Basta osservare con attenzione una manciata di sabbia e, armati di lente, si possono ammirare dei granelli luccicanti e spigolosi. Quella è sabbia di quarzo, ovvero silicio allo stato ossidato. Contando in peso quasi il 30% della crosta terrestre, il silicio è il secondo elemento più abbondante sulla Terra (dopo l'ossigeno) e si può trovare all'interno di rocce magmatiche, metamorfiche e sedimentarie.
Tuttavia per produrre semiconduttori, essenziali per l’industria solare e non solo, il quarzo deve essere trasformato in silicio metallico tramite un processo che richiede un’elevata quantità di energia. “Per scaldare il quarzo le temperature arrivano fino a mille gradi – ci spiega Alberto Zanelli, ricercatore del CNR specializzato in elettrochimica – e con la presenza di carbonio si ottiene silicio metallico puro al 98.99% utilizzato principalmente per formare leghe metalliche e silicone. Essendo una trasformazione estremamente energivora, l’Europa ha sempre preferito delegare questo comparto a Paesi esterni, dove tra l’altro gli standard ambientali e di sicurezza non sono così scrupolosi”.

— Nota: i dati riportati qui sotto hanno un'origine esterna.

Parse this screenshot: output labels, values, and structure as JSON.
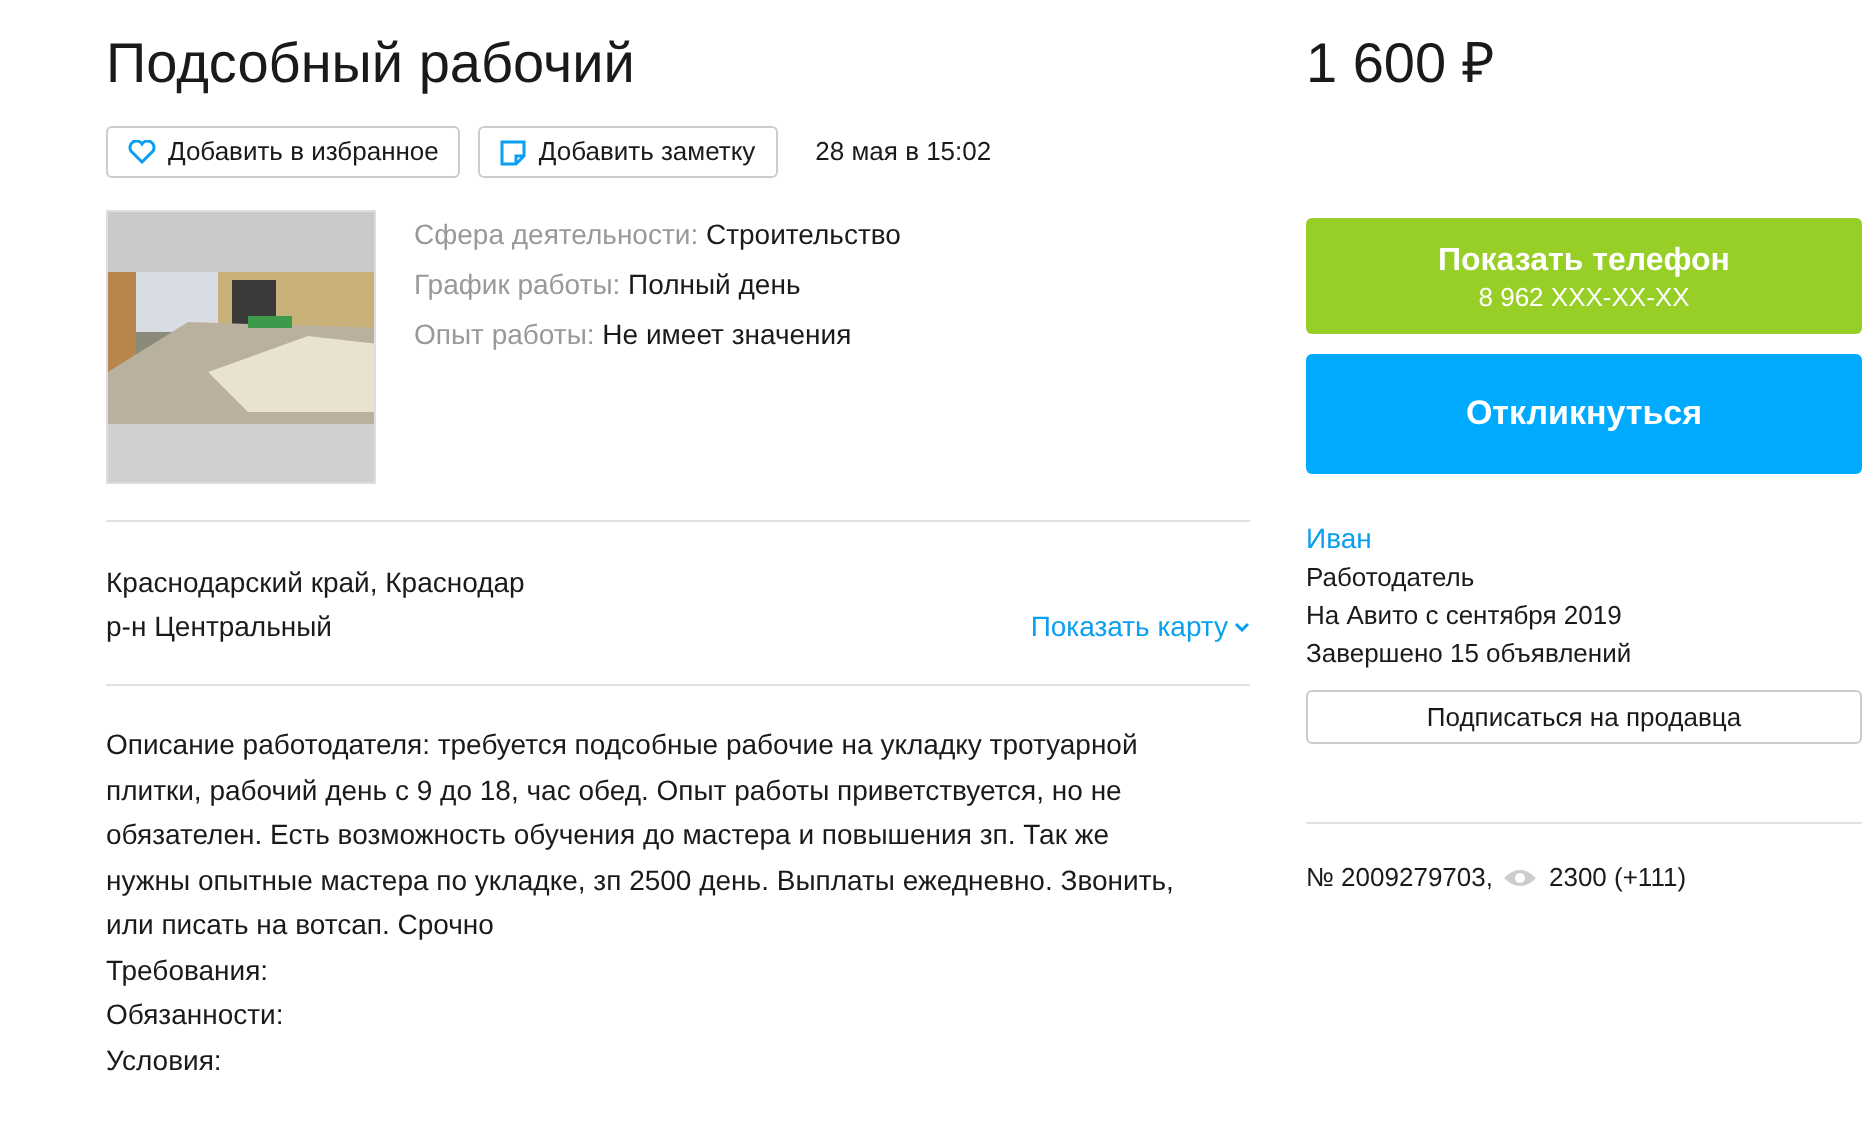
{
  "title": "Подсобный рабочий",
  "price": "1 600 ₽",
  "actions": [
    {
      "kind": "favorite",
      "label": "Добавить в избранное"
    },
    {
      "kind": "note",
      "label": "Добавить заметку"
    }
  ],
  "date": "28 мая в 15:02",
  "params": [
    {
      "label": "Сфера деятельности:",
      "value": "Строительство"
    },
    {
      "label": "График работы:",
      "value": "Полный день"
    },
    {
      "label": "Опыт работы:",
      "value": "Не имеет значения"
    }
  ],
  "address": {
    "lines": [
      "Краснодарский край, Краснодар",
      "р-н Центральный"
    ],
    "map_link": "Показать карту"
  },
  "description": [
    "Описание работодателя: требуется подсобные рабочие на укладку тротуарной плитки, рабочий день с 9 до 18, час обед. Опыт работы приветствуется, но не обязателен. Есть возможность обучения до мастера и повышения зп. Так же нужны опытные мастера по укладке, зп 2500 день. Выплаты ежедневно. Звонить, или писать на вотсап. Срочно",
    "Требования:",
    "Обязанности:",
    "Условия:"
  ],
  "phone_button": {
    "label": "Показать телефон",
    "phone": "8 962 XXX-XX-XX"
  },
  "respond_button": "Откликнуться",
  "seller": {
    "name": "Иван",
    "role": "Работодатель",
    "since": "На Авито с сентября 2019",
    "completed": "Завершено 15 объявлений"
  },
  "subscribe_button": "Подписаться на продавца",
  "ad_number": "№ 2009279703,",
  "views": "2300 (+111)"
}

Il silicio metallico puro al 98% però non è ancora adatto per impieghi elettronici, deve essere ulteriormente purificato. “Il metallo viene attaccato con acido cloridrico – continua Alberto Zanelli – e trasformato in tetracloruro di silicio, che viene distillato per raggiungere una purezza elevatissima (99.9999%). Infine viene nuovamente ridotto a silicio metallico, una versione che rientra nella lista ufficiale delle materie prime critiche perché non è riciclabile e al momento non ha sostituti”.

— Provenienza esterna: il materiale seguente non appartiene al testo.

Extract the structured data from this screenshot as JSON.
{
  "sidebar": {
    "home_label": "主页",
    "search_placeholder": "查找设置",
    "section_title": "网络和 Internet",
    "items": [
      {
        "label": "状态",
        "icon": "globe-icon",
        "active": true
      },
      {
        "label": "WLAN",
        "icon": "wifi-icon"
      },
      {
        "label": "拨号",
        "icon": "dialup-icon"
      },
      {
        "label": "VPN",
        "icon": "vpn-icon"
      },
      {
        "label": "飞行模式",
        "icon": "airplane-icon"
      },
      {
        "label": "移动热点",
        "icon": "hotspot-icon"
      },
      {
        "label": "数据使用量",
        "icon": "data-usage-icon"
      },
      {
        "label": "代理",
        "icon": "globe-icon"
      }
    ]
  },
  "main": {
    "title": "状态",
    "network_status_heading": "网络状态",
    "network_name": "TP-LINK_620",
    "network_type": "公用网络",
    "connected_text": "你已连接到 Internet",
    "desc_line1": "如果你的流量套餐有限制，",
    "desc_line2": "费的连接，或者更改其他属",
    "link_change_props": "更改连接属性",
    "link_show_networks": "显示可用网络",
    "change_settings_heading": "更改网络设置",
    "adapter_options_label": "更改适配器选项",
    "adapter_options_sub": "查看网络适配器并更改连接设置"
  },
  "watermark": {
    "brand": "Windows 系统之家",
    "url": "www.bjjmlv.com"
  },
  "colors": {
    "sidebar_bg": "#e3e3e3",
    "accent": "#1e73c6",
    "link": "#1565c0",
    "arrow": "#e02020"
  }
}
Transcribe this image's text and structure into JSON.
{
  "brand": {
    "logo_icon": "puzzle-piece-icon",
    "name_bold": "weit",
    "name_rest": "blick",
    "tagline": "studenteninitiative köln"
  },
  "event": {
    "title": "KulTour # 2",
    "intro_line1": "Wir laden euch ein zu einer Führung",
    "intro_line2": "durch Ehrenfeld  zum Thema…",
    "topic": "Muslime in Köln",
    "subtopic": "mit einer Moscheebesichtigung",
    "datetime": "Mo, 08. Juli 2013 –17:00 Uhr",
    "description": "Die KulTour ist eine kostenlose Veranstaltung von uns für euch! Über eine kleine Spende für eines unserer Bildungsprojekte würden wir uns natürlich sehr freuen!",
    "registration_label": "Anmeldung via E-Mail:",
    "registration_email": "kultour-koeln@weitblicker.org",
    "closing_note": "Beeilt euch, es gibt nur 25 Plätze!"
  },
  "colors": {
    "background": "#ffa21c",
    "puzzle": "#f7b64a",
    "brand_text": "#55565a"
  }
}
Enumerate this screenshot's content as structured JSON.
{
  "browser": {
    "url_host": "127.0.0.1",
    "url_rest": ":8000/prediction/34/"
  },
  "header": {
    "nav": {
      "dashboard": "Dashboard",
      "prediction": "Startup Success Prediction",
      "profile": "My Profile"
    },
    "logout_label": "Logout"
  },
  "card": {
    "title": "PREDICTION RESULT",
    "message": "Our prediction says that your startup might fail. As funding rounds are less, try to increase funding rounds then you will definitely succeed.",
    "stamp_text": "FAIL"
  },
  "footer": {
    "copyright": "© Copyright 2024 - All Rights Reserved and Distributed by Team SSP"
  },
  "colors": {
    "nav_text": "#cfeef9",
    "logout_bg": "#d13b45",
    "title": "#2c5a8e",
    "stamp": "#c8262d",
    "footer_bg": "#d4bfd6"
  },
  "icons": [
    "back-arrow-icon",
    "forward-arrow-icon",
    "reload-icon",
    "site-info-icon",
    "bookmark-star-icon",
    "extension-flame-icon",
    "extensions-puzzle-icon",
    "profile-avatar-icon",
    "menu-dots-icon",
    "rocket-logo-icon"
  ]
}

Solamente con questo grado di purezza si raggiunge quel silicio policristallino o polisilicio che viene usato per realizzare pannelli fotovoltaici. L'elettricità rappresenta circa il 40% dei costi operativi di una fabbrica, ecco perché produrlo diventa economicamente conveniente solo dove c’è una politica energetica favorevole e dove gli standard di sicurezza degli impianti sono più bassi.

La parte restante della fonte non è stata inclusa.